(AGENPARL) – CAMBRIDGE (UNITED KINGDOM), mer 25 novembre 2020
We now have at least preliminary data suggesting how effective the first crop of Covid-19 vaccines will be. And it’s good news. All of the vaccines so far – from Pfizer–BioNTech, Moderna and the University of Oxford–AstraZeneca – appear to be highly effective at preventing infections developing into disease symptoms.
There are some comparisons to be made, and all have their own foibles. The Pfizer–BioNTech effort appears 95% effective but requires a stringent –70°C cold chain. Moderna’s is stable at –20°C and similarly effective, but potentially causes more uncomfortable side effects. The Oxford–AZ candidate is the cheapest and easiest to store and transport (requiring only refrigeration at 2–8°C). However, there are some questions to be resolved over the dosing regimen and its influence on overall effectiveness.
None of these problems is insurmountable. For the last five years, for example, Ebola vaccines requiring ultra-cold storage have been trundling around the Democratic Republic of Congo in dry ice coolers. It will take serious logistical planning to minimise the amount of vaccine that ends up wasted, but the technological solutions already exist (provided there is the political will and funding to support their scale-up and deployment).

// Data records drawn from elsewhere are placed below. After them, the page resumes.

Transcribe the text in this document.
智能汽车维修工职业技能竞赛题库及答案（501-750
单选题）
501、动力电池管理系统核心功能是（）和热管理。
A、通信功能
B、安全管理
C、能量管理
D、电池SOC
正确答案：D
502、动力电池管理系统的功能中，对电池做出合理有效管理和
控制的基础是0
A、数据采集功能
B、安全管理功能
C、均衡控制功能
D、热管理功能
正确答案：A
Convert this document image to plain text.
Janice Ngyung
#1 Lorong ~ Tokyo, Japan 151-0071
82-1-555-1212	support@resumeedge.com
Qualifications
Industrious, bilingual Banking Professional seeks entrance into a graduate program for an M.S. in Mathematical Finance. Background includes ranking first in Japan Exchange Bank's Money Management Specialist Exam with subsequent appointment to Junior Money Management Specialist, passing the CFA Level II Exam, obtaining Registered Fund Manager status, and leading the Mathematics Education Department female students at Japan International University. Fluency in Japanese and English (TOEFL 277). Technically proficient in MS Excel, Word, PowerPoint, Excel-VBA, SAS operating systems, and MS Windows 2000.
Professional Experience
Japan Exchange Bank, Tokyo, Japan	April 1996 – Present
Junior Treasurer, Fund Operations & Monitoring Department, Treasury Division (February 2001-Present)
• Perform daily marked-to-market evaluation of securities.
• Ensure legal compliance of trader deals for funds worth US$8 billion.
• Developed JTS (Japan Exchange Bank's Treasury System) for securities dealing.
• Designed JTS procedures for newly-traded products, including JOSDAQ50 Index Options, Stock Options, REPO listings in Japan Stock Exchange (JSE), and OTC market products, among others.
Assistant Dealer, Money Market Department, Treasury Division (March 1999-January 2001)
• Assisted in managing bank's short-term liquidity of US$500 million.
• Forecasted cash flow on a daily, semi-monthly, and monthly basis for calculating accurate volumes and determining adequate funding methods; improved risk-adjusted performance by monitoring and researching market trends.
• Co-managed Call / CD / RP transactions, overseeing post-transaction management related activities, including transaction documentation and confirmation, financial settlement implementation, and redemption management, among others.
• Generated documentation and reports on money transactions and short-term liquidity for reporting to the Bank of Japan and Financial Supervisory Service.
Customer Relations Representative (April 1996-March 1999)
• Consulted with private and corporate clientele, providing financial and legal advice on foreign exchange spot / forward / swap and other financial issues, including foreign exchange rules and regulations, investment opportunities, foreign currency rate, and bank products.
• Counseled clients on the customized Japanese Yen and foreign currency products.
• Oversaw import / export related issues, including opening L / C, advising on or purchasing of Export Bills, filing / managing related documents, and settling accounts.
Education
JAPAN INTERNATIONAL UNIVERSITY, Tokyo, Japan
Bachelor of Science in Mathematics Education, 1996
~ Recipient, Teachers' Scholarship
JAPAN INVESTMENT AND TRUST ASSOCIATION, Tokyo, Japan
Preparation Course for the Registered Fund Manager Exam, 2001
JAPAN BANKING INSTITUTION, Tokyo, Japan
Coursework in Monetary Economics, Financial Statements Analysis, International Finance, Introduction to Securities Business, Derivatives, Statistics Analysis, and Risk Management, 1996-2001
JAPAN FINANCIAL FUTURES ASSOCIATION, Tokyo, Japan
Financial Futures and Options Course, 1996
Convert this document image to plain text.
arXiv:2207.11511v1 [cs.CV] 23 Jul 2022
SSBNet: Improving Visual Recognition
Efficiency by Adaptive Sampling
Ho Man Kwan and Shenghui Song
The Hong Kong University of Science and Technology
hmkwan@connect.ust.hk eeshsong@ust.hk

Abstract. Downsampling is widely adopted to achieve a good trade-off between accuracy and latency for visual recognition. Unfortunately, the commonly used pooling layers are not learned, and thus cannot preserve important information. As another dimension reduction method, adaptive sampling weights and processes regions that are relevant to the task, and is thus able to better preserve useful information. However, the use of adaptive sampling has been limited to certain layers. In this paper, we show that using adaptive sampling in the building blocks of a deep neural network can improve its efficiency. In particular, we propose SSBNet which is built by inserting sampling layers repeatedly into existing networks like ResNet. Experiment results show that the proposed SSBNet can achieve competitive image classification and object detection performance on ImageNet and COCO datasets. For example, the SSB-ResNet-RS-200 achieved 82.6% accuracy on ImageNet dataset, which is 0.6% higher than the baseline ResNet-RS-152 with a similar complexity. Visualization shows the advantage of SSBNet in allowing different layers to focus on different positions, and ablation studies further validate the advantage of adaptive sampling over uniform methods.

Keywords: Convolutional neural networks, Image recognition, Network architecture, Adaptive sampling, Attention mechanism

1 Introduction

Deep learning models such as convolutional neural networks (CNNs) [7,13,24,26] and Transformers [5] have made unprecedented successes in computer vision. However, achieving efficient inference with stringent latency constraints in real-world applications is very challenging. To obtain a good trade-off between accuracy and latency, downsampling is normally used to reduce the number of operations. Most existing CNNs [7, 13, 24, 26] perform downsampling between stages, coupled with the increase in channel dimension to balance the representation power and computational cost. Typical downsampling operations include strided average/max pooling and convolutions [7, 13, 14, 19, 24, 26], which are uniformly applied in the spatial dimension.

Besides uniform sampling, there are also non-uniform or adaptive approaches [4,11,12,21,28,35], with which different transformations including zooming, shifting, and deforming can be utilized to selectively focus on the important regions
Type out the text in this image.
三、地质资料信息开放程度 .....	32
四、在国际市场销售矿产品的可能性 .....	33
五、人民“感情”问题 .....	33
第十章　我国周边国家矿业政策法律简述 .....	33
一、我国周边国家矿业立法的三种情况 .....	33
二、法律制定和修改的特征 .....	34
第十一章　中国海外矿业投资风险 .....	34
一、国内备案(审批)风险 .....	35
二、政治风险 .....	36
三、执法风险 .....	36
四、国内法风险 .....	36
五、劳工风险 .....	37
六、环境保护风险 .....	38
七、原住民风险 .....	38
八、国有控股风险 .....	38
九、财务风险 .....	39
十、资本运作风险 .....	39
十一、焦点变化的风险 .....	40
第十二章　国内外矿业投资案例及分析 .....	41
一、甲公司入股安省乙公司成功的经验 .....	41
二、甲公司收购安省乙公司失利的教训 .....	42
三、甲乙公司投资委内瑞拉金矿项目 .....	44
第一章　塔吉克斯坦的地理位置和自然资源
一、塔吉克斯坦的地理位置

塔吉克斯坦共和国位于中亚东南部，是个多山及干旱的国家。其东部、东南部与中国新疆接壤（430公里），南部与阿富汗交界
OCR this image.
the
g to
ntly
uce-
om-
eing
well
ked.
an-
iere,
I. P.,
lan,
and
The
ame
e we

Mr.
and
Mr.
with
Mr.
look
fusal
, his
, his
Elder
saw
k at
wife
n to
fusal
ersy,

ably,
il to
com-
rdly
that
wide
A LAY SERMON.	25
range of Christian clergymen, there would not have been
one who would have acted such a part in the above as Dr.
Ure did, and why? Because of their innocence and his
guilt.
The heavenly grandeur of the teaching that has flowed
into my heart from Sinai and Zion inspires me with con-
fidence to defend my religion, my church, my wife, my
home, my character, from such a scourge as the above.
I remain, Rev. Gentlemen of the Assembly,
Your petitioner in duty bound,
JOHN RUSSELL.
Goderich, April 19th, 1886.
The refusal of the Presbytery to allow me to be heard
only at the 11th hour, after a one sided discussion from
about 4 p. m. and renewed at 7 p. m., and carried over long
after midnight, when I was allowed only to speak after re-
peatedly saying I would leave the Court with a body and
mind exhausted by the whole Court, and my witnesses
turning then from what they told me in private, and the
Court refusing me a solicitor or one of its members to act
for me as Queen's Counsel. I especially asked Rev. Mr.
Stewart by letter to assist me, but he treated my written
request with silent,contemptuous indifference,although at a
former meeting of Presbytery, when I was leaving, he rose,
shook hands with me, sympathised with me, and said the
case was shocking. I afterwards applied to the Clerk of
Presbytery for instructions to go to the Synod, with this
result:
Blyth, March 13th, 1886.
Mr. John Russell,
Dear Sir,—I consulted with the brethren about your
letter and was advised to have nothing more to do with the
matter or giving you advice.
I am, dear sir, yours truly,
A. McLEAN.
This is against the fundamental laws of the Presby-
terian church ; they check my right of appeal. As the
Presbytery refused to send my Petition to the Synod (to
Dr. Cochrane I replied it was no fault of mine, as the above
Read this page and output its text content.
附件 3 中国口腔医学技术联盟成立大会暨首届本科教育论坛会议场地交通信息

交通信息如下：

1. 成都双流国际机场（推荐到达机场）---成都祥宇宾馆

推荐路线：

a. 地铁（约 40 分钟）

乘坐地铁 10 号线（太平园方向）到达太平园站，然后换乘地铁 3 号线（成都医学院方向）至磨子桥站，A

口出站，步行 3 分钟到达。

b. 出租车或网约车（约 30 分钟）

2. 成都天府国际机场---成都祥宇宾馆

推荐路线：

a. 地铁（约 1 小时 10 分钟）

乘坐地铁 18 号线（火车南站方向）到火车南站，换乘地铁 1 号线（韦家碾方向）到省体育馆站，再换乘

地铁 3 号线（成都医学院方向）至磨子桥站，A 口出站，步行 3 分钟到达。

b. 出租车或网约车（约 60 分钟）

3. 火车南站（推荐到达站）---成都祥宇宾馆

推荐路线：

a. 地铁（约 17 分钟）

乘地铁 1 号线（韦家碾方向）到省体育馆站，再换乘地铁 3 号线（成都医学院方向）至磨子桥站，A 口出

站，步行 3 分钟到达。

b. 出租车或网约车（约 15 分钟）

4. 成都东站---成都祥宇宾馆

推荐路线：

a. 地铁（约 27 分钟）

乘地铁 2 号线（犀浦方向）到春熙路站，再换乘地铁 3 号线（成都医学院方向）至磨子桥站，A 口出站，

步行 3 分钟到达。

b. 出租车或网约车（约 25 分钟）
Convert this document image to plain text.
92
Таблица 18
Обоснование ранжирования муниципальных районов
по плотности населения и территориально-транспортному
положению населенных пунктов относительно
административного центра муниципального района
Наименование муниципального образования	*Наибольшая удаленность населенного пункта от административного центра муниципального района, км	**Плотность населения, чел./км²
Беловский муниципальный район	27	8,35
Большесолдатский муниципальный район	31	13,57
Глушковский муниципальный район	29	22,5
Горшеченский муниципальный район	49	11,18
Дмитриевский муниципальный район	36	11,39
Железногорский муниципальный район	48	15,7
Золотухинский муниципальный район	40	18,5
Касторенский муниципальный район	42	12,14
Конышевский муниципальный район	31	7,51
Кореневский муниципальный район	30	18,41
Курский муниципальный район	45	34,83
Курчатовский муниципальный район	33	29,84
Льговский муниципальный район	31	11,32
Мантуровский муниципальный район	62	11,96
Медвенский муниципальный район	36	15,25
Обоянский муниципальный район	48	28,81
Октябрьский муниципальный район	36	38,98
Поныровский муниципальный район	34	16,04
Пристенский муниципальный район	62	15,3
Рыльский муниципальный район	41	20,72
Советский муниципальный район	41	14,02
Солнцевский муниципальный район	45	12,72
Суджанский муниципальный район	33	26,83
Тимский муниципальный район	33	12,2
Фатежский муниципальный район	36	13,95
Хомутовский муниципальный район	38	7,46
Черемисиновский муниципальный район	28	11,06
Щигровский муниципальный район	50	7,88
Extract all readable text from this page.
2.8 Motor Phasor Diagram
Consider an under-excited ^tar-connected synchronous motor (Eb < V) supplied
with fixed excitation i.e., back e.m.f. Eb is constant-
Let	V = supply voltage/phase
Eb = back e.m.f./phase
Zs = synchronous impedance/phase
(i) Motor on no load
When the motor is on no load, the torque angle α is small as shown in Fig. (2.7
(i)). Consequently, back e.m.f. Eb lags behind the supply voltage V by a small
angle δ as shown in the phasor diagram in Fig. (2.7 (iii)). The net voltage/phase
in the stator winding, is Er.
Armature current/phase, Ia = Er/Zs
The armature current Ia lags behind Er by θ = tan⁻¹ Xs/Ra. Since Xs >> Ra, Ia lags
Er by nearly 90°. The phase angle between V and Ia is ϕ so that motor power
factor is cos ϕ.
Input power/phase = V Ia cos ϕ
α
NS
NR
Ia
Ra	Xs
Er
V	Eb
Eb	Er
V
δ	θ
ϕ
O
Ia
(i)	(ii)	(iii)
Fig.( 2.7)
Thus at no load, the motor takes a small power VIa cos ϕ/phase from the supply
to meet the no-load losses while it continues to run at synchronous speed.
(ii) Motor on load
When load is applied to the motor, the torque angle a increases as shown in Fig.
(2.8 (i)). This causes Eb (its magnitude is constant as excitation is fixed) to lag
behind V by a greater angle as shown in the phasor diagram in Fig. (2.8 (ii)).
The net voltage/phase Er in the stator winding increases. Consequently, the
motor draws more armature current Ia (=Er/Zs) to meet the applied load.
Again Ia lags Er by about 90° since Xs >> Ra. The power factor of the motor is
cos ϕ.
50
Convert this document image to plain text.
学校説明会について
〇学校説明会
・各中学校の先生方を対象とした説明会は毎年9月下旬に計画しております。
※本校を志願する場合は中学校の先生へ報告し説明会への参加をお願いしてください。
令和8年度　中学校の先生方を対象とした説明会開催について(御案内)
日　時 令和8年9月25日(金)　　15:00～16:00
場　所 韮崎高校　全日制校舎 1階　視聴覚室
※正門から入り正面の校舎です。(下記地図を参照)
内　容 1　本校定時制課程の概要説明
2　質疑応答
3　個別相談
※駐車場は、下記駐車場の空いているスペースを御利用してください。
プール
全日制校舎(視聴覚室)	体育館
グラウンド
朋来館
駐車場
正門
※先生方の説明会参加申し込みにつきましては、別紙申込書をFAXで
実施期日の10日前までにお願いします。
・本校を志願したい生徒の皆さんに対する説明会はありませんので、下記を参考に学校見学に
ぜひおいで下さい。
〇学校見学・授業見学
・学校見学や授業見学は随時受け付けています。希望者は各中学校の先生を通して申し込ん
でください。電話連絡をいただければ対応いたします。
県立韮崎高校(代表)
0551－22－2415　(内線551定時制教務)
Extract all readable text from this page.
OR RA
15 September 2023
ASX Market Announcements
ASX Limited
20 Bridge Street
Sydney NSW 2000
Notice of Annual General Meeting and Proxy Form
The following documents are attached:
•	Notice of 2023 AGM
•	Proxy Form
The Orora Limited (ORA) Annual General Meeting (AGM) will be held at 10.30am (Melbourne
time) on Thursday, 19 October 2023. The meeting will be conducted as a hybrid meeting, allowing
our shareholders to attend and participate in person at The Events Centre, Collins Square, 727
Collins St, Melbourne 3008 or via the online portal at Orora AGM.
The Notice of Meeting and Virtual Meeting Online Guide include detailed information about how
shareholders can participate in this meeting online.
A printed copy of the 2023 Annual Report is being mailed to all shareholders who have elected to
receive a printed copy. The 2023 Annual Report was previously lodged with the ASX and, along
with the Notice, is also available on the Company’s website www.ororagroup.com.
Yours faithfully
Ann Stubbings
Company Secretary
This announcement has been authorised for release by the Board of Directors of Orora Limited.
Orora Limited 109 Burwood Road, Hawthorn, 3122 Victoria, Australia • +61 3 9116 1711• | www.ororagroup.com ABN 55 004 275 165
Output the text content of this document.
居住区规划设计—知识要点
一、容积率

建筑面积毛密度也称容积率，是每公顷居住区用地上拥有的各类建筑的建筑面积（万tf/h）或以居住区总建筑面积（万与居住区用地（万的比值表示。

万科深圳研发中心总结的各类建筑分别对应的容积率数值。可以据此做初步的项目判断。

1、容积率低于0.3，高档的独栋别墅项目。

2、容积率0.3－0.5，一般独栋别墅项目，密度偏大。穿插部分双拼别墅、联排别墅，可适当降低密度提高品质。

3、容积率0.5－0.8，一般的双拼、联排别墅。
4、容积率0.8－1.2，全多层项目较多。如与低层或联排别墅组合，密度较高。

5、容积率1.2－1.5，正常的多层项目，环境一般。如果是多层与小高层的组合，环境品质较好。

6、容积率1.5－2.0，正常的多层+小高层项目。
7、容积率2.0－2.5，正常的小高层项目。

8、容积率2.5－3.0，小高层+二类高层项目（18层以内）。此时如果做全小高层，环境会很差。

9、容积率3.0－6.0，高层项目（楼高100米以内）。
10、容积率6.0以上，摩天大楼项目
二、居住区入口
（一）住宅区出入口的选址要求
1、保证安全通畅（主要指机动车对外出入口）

The earliest indications also suggest that the vaccines perform well in some of the more vulnerable groups – especially older people, whose immune systems typically respond less well to vaccines. The Oxford team’s report in the Lancet (from its earlier phase 2/3 trial) shows older patients producing similar immune responses to their younger counterparts, while Moderna and Pfizer–BioNtech observed similar protection levels across age, sex and ethnicity demographics. Safety indications from all three are promising, too. As the datasets grow, these numbers should become clearer.
There are also some encouraging signs about the duration of immune responses to the virus. Another team at Oxford has been following a cohort of 12,000 healthcare workers, monitoring their rates of infection with Covid-19 and subsequent levels of antibodies. The results so far suggest protection lasts at least six months after an infection. Whether this will also apply to vaccine-derived protection remains to be seen as trial volunteers continue to be monitored.
And that brings us back to all the questions that the vaccine trials have yet to answer. How long will protection last? How is it affected by age and interaction with other diseases and vulnerabilities? Do the vaccines protect against asymptomatic infection, or reduce people’s ability to spread the virus? How do they perform once we remove the restrictions of wearing masks and social distancing? All these things will take time and data to provide meaningful answers to. But for now it looks like we’re on the right track.